In quell’isolotto di origine vulcanica, collegato al paese da una striscia di sabbia, grazie alla quale fu possibile creare un piccolo porticciolo, non c’è stata solo la chiesa. Durante il periodo Aragonese sulla sua cima venne costruita una torre d’avvistamento che in seguito divenne il fortino, ma che ora è soltanto un mucchio di ruderi non visibili dal paese. Il porticciolo è costituito soprattutto da banchine di legno galleggianti, ma è capace di ospitare barche fino a 25 metri, ovviamente solo dalla parte più esterna e profonda. A causa della sua ridotta capacità durante la stagione estiva è sempre pieno, ma se non c’è lo scirocco si può ormeggiare tranquillamente in rada, di fronte alle Fumarole. Tra l’altro il maestralotto che si alza puntualmente intorno alle due del pomeriggio, non disturba e cala al tramonto.

 

A proposito della Piazzetta: qui è più famosa di quella di Capri! Bellissima, curata, piena di tavoli dei bar e contornata dalle boutique chicchettose (quella dei coralli è una vera meraviglia!..), è il centro della vita culturale e, naturalmente, è il luogo degli incontri. Ma la vera chicca di Sant’Angelo è “ La Tavernetta”, che in parte si affaccia sulla Piazzetta, ma che con la sua veranda fiorita si specchia completamente nelle tranquille acque del porticciolo. Locale completo a 360 gradi dove si può prendere un caffè al mattino, leggendo comodamente il giornale sotto la tettoia di canne, fare un delizioso spuntino a mezzogiorno, prendere un’ottimo aperitivo al tramonto contornato dai gustosissimi stuzzichini, cenare a lume di candela a suon di canzoni rigorosamente napoletane oppure sorseggiare qualcosa dopo cena nella calda e rilassante atmosfera creata dal Pirata, il simpatico proprietario de “La Tavernetta” con l’immancabile lunga bandana nera in testa.

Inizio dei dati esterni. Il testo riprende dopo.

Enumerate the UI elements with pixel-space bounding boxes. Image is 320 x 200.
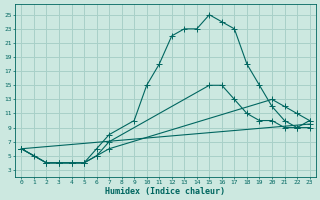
X-axis label: Humidex (Indice chaleur): Humidex (Indice chaleur) [106,187,226,196]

Egli farà deliziare il vostro palato con le vere pizzette napoletane e con i cubetti di provola affumicata marinata nell’olio con le cipolle per accompagnare i cocktails, ma se volete abbandonarvi ai piaceri della buona tavola, fatevi coccolare a cena con una ricca sfilza di antipasti, preparati ad arte: verdure, formaggi, olive, frutti di mare e pesci fritti o marinati.
Proseguite con le penne alla Pirata, condite abbondantemente con pomodorini, provola, olive, capperi, cipolle e basilico o con le linguine all’aragosta per poi passare alla padellata di alici, ai polipetti affogati o ai pesci nobili preparati in vari modi. I vini? Pochi ma rigorosamente ischitani: “Biancolella”, “Frassitelli”, ”Kime”,”Forastera” ecc.
E comunque a Sant’Angelo è impossibile mangiare male, che andiate a “Lo Scoglio” per gustare degli ottimi spaghetti alle vongole, un perfetto risotto alla pescatora, una saporita zuppa di cozze o – perché no? – un coniglio all’ischitana; al “Neptunus” ordinate i carpacci di crudo e i paccheri ai frutti di mare; o semplicemente fermatevi in piazzetta per mangiare una delizia al limone o una croccante sfogliatella.

Nonostante sia cucina isolana, quindi, di prevalenza marinara, il simbolo della gastronomia ischitana è un piatto di terra, coniglio all’ischitana, appunto. Un coniglio particolare, certo, di razza locale, piccolino ma saporito, sopratutto se allevato all’antica, cioè, nelle fosse dove può mangiare l’erba e scavare come se fosse allo stato brado. Pochi aromi, una decina di pomodorini, un bicchiere di vino, insomma, una ricetta quasi banale se non fosse per l’aggiunta della pipernia, un erba aromatica selvatica simile alla maggiorana che dà quel tocco particolare al piatto. Ma vogliamo mettere anche un coniglietto ad hoc, dei saporiti pomodorini a grappolo, un profumato vino locale, ed infine l’aria buona e la mano sapiente?.. Bene, le premesse sono queste ma nulla ci impedisce di provare lo stesso!